Minnesota House Democrats have outlined the $150 million in cuts they plan to make to the Health and Human Services budget.

"Cutting $150 million from this budget was not a desirable or easy task, but we have achieved our goal of making significant reductions in the HHS budget while protecting the most vulnerable Minnesotans," House Health and Human Services Finance Committee Chairman Tom Huntley, DFL-Duluth, said in a statement issued as his committee took up a public review of the omnibus budget bill.

The massive HHS Omnibus bill runs for 474 pages and outlines the $13.2 billion budget for health and human services for the state for the next two years. That money funds services for some of the poorest, sickest and oldest people in the state, everything from childcare to nursing homes and food assistance for needy families.

Some of the cuts will be covered by increased spending in other areas. If the Legislature approves all-day kindergarten this year, that could mean fewer children on welfare who need state-subsidized child care. The budget also cuts $66 million by changes in payments to managed care providers, and $93 million through "targeted reductions to existing programs and reforms of services in areas like dental and prescription drugs."

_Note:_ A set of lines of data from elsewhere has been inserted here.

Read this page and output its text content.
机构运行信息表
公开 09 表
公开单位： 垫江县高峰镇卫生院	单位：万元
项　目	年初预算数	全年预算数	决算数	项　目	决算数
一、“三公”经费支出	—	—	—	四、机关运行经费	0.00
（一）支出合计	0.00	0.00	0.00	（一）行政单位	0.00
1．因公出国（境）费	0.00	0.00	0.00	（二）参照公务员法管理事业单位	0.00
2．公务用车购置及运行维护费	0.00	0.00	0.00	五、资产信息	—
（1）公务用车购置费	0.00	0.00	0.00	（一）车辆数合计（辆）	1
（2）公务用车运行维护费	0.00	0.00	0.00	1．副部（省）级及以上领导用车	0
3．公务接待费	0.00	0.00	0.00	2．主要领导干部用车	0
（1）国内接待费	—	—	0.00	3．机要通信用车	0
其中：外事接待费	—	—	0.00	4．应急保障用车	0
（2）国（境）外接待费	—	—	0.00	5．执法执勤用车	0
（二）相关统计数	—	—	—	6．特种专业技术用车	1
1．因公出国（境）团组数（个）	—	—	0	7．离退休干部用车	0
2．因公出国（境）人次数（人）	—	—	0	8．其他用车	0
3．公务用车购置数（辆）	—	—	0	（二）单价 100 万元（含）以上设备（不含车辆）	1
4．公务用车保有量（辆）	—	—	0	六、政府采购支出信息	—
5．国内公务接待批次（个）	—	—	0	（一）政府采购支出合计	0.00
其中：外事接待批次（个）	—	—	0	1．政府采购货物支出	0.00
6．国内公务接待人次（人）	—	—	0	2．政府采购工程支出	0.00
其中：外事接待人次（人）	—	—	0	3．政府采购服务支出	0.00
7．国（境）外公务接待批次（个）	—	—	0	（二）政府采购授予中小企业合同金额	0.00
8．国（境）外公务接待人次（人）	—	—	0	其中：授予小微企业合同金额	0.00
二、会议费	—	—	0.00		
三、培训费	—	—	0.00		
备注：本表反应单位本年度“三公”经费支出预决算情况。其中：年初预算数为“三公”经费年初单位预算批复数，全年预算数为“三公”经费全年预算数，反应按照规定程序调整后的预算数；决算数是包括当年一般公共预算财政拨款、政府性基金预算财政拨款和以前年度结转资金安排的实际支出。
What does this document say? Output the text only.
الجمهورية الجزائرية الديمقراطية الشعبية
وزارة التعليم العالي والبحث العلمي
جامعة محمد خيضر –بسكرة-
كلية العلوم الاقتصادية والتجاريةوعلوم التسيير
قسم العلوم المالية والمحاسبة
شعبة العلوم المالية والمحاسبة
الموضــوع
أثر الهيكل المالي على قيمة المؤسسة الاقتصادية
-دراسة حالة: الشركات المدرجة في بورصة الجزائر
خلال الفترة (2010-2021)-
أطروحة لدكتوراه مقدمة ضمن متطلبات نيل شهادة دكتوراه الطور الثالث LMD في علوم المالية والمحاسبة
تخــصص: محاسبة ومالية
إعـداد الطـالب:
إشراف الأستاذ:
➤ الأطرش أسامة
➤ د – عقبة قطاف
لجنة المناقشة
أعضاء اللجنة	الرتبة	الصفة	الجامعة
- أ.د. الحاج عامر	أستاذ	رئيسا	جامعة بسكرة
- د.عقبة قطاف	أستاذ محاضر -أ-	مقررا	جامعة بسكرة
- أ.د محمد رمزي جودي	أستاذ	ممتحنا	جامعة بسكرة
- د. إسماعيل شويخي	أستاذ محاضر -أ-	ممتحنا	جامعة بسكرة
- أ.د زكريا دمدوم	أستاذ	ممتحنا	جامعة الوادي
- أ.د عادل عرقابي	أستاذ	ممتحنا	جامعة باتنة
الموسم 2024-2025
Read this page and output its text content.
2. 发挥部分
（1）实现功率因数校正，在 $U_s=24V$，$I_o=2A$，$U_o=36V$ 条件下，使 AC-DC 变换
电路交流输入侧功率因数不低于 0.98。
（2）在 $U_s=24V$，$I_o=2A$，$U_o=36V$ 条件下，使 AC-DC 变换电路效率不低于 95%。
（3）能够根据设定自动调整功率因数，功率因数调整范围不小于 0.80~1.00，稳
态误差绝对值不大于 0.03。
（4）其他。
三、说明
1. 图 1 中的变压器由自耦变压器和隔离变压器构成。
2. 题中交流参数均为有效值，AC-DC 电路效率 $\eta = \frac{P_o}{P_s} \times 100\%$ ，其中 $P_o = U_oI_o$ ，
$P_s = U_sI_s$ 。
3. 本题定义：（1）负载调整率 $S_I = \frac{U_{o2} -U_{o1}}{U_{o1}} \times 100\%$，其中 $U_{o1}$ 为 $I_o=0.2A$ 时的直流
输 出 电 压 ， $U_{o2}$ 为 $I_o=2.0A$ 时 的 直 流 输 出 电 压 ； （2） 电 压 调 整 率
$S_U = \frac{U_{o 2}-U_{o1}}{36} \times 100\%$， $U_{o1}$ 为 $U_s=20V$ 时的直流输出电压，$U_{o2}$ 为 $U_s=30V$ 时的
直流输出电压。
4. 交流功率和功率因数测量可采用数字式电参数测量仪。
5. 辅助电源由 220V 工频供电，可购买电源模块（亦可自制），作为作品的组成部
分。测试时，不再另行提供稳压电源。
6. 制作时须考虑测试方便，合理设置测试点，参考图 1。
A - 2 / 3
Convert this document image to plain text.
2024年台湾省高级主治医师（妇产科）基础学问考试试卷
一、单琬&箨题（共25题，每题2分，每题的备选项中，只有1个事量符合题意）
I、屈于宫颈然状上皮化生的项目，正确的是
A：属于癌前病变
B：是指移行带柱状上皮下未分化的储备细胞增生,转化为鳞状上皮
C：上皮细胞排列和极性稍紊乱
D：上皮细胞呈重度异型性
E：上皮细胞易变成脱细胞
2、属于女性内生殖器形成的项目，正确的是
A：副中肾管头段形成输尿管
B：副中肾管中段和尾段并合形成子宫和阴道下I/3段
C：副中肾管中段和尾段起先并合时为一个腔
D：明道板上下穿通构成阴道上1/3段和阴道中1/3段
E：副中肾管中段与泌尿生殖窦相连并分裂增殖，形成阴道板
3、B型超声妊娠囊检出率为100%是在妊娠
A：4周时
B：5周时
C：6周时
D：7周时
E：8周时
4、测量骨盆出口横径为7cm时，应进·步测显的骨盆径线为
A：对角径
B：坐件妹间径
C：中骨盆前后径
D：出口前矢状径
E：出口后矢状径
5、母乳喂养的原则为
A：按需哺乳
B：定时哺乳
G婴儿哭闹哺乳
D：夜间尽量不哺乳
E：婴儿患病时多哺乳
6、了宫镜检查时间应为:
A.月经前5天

When the House and Senate leadership targeted the HHS budget for cuts, it brought hundreds of protesters to the Capitol, including worried caretakers who feared the cuts would fall on their salaries. Tuesday's bill calls for a 2 percent cost of living for long-term care providers, who have not seen a raise in almost five years.

The bill also includes $100 million in hospital surcharges; which the budget expects to be offset by the a $1 billion increase in federal funding to Minnesota hospitals as part of the ongoing federal healthcare overhaul. Even with the surcharges, the committee press release states, hospitals will see an $800 million increase in state and federal funding over the next four years.